Activist welcomes appeal decision

Twenty-nine people were convicted over a protest at Drax Power Station in 2008
3 July 2012

A Baptist minister convicted over a power station protest has welcomed a decision to allow him and 28 others, sentenced after police used intelligence from an undercover police officer, to appeal against their convictions.

Malcolm Carroll, 56, also a Greenpeace activist, spoke after director of public prosecutions Keir Starmer said there were concerns about the safety of the convictions obtained following the Drax Power Station protest in North Yorkshire in 2008.

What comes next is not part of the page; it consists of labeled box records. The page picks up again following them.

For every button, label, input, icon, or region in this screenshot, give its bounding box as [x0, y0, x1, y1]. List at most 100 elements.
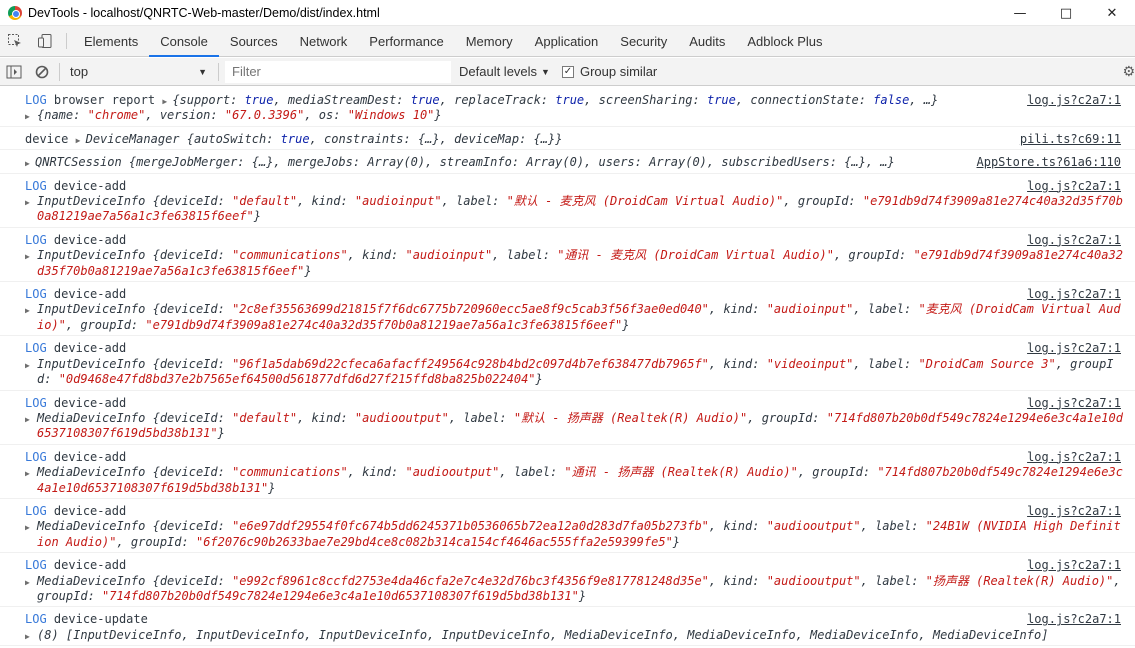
log-level-label: LOG: [25, 449, 47, 464]
source-link[interactable]: log.js?c2a7:1: [1027, 287, 1121, 302]
message-text: device-update: [53, 612, 148, 627]
console-message: AppStore.ts?61a6:110 ▶ QNRTCSession {merge…: [0, 150, 1135, 174]
console-message: log.js?c2a7:1 LOG browser report ▶ {suppor…: [0, 88, 1135, 127]
expand-triangle-icon[interactable]: ▶: [25, 195, 30, 210]
group-similar-checkbox[interactable]: ✓: [561, 65, 574, 78]
expand-triangle-icon[interactable]: ▶: [25, 109, 30, 124]
source-link[interactable]: AppStore.ts?61a6:110: [977, 155, 1122, 170]
tab-network[interactable]: Network: [289, 26, 359, 56]
log-levels-dropdown[interactable]: Default levels ▼: [459, 64, 550, 79]
object-preview[interactable]: ▶ MediaDeviceInfo {deviceId: "e992cf8961c…: [25, 574, 1125, 605]
console-message: log.js?c2a7:1 LOG device-add ▶ InputDevice…: [0, 282, 1135, 337]
object-preview[interactable]: ▶ InputDeviceInfo {deviceId: "96f1a5dab69…: [25, 357, 1125, 388]
context-value: top: [70, 64, 89, 79]
message-line: LOG device-add: [25, 450, 995, 465]
tab-application[interactable]: Application: [524, 26, 610, 56]
group-similar-option[interactable]: ✓ Group similar: [561, 64, 657, 79]
device-toolbar-icon[interactable]: [30, 26, 60, 56]
console-message: log.js?c2a7:1 LOG device-add ▶ InputDevice…: [0, 174, 1135, 228]
source-link[interactable]: log.js?c2a7:1: [1027, 558, 1121, 573]
message-text: device-add: [53, 178, 127, 193]
window-title: DevTools - localhost/QNRTC-Web-master/De…: [28, 5, 380, 20]
toolbar-divider: [218, 62, 219, 81]
console-message: log.js?c2a7:1 LOG device-add ▶ InputDevice…: [0, 336, 1135, 391]
inspect-element-icon[interactable]: [0, 26, 30, 56]
context-selector[interactable]: top ▼: [63, 61, 215, 83]
toolbar-divider: [66, 33, 67, 49]
message-line: LOG device-add: [25, 179, 995, 194]
source-link[interactable]: log.js?c2a7:1: [1027, 341, 1121, 356]
clear-console-icon[interactable]: [28, 58, 56, 86]
object-preview[interactable]: ▶ InputDeviceInfo {deviceId: "2c8ef355636…: [25, 302, 1125, 333]
console-message: log.js?c2a7:1 LOG device-update ▶ (8) [Inp…: [0, 607, 1135, 647]
filter-input[interactable]: [225, 60, 451, 83]
gear-icon[interactable]: ⚙: [1121, 58, 1135, 86]
object-preview[interactable]: ▶ MediaDeviceInfo {deviceId: "e6e97ddf295…: [25, 519, 1125, 550]
expand-triangle-icon[interactable]: ▶: [25, 358, 30, 373]
log-level-label: LOG: [25, 558, 47, 573]
log-level-label: LOG: [25, 287, 47, 302]
console-toolbar: top ▼ Default levels ▼ ✓ Group similar ⚙: [0, 58, 1135, 86]
console-message: log.js?c2a7:1 LOG device-add ▶ MediaDevice…: [0, 445, 1135, 499]
minimize-button[interactable]: —: [997, 0, 1043, 26]
message-line: LOG device-add: [25, 504, 995, 519]
message-text: device-add: [53, 341, 127, 356]
object-preview[interactable]: ▶ QNRTCSession {mergeJobMerger: {…}, merg…: [25, 155, 895, 169]
log-level-label: LOG: [25, 503, 47, 518]
expand-triangle-icon[interactable]: ▶: [25, 303, 30, 318]
sidebar-toggle-icon[interactable]: [0, 58, 28, 86]
window-controls: — □ ✕: [997, 0, 1135, 26]
expand-triangle-icon[interactable]: ▶: [25, 249, 30, 264]
source-link[interactable]: pili.ts?c69:11: [1020, 132, 1121, 147]
source-link[interactable]: log.js?c2a7:1: [1027, 233, 1121, 248]
expand-triangle-icon[interactable]: ▶: [25, 412, 30, 427]
log-level-label: LOG: [25, 612, 47, 627]
source-link[interactable]: log.js?c2a7:1: [1027, 450, 1121, 465]
tab-console[interactable]: Console: [149, 26, 219, 57]
expand-triangle-icon[interactable]: ▶: [25, 466, 30, 481]
object-preview[interactable]: ▶ InputDeviceInfo {deviceId: "communicati…: [25, 248, 1125, 279]
log-level-label: LOG: [25, 178, 47, 193]
source-link[interactable]: log.js?c2a7:1: [1027, 612, 1121, 627]
expand-triangle-icon[interactable]: ▶: [162, 94, 167, 109]
message-line: LOG device-add: [25, 233, 995, 248]
message-text: device-add: [53, 395, 127, 410]
object-preview[interactable]: ▶ {support: true, mediaStreamDest: true, …: [162, 93, 938, 107]
toolbar-divider: [59, 62, 60, 81]
tab-performance[interactable]: Performance: [358, 26, 454, 56]
message-line: LOG device-add: [25, 558, 995, 573]
console-message: log.js?c2a7:1 LOG device-add ▶ InputDevice…: [0, 228, 1135, 283]
chevron-down-icon: ▼: [198, 66, 207, 77]
tab-memory[interactable]: Memory: [455, 26, 524, 56]
close-button[interactable]: ✕: [1089, 0, 1135, 26]
source-link[interactable]: log.js?c2a7:1: [1027, 93, 1121, 108]
expand-triangle-icon[interactable]: ▶: [25, 575, 30, 590]
expand-triangle-icon[interactable]: ▶: [25, 629, 30, 644]
expand-triangle-icon[interactable]: ▶: [76, 133, 81, 148]
expand-triangle-icon[interactable]: ▶: [25, 156, 30, 171]
object-preview[interactable]: ▶ (8) [InputDeviceInfo, InputDeviceInfo, …: [25, 628, 1125, 643]
log-levels-label: Default levels: [459, 64, 538, 79]
tab-sources[interactable]: Sources: [219, 26, 289, 56]
object-preview[interactable]: ▶ MediaDeviceInfo {deviceId: "default", k…: [25, 411, 1125, 442]
object-preview[interactable]: ▶ MediaDeviceInfo {deviceId: "communicati…: [25, 465, 1125, 496]
chevron-down-icon: ▼: [541, 66, 550, 77]
source-link[interactable]: log.js?c2a7:1: [1027, 179, 1121, 194]
tab-elements[interactable]: Elements: [73, 26, 149, 56]
tab-security[interactable]: Security: [609, 26, 678, 56]
expand-triangle-icon[interactable]: ▶: [25, 520, 30, 535]
maximize-button[interactable]: □: [1043, 0, 1089, 26]
tab-audits[interactable]: Audits: [678, 26, 736, 56]
object-preview[interactable]: ▶ {name: "chrome", version: "67.0.3396", …: [25, 108, 1125, 123]
message-line: LOG device-update: [25, 612, 995, 627]
message-text: device-add: [53, 287, 127, 302]
log-level-label: LOG: [25, 395, 47, 410]
object-preview[interactable]: ▶ DeviceManager {autoSwitch: true, constr…: [76, 132, 563, 146]
chrome-icon: [8, 5, 22, 20]
tab-adblock-plus[interactable]: Adblock Plus: [736, 26, 833, 56]
object-preview[interactable]: ▶ InputDeviceInfo {deviceId: "default", k…: [25, 194, 1125, 225]
message-line: LOG device-add: [25, 396, 995, 411]
source-link[interactable]: log.js?c2a7:1: [1027, 396, 1121, 411]
message-text: device-add: [53, 558, 127, 573]
source-link[interactable]: log.js?c2a7:1: [1027, 504, 1121, 519]
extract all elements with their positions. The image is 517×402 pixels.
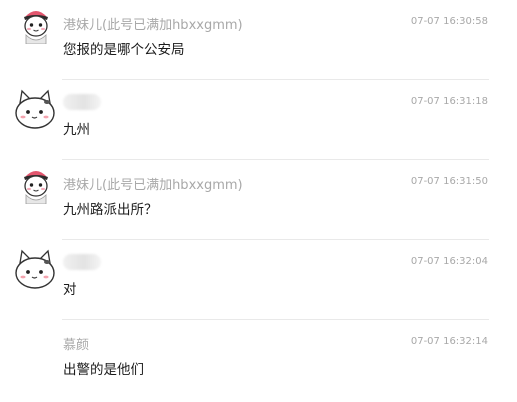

The cases against the 29 protesters who ambushed a freight train carrying coal to the power station used undisclosed information gathered by police officer Mark Kennedy, who spent seven years posing as long-haired drop-out climber Mark "Flash" Stone.

His offer to help the defence led to the collapse last year of the case against six protesters accused of planning to invade the coal-fired Ratcliffe-on-Soar power station in Nottinghamshire, led to the quashing of convictions of 20 more and prompted a review of police undercover tactics.

Mr Carroll, who now lives in Wales, received a community order to carry out 60 hours unpaid work for obstructing the railway.

He said: "There is the civil liberties issue and we are very glad this has been addressed. It is often the way that if you are in an environmental struggle, civil liberties get hurt along the way. I'm glad there is recognition that happened and that action is being taken."

However, he said it was too early to say whether they would appeal.

"We will sit down and talk about whether to go down that road", he added.

"The option of getting a conviction overturned is neither here nor there, for we were all on a train for as long as possible to stop the release of CO2 into the atmosphere. We were very open-eyed about it."

Mr Starmer said he was inviting those convicted after the Drax protest to appeal after a review of the case by a senior CPS lawyer and after taking advice on the safety of the convictions from a senior QC.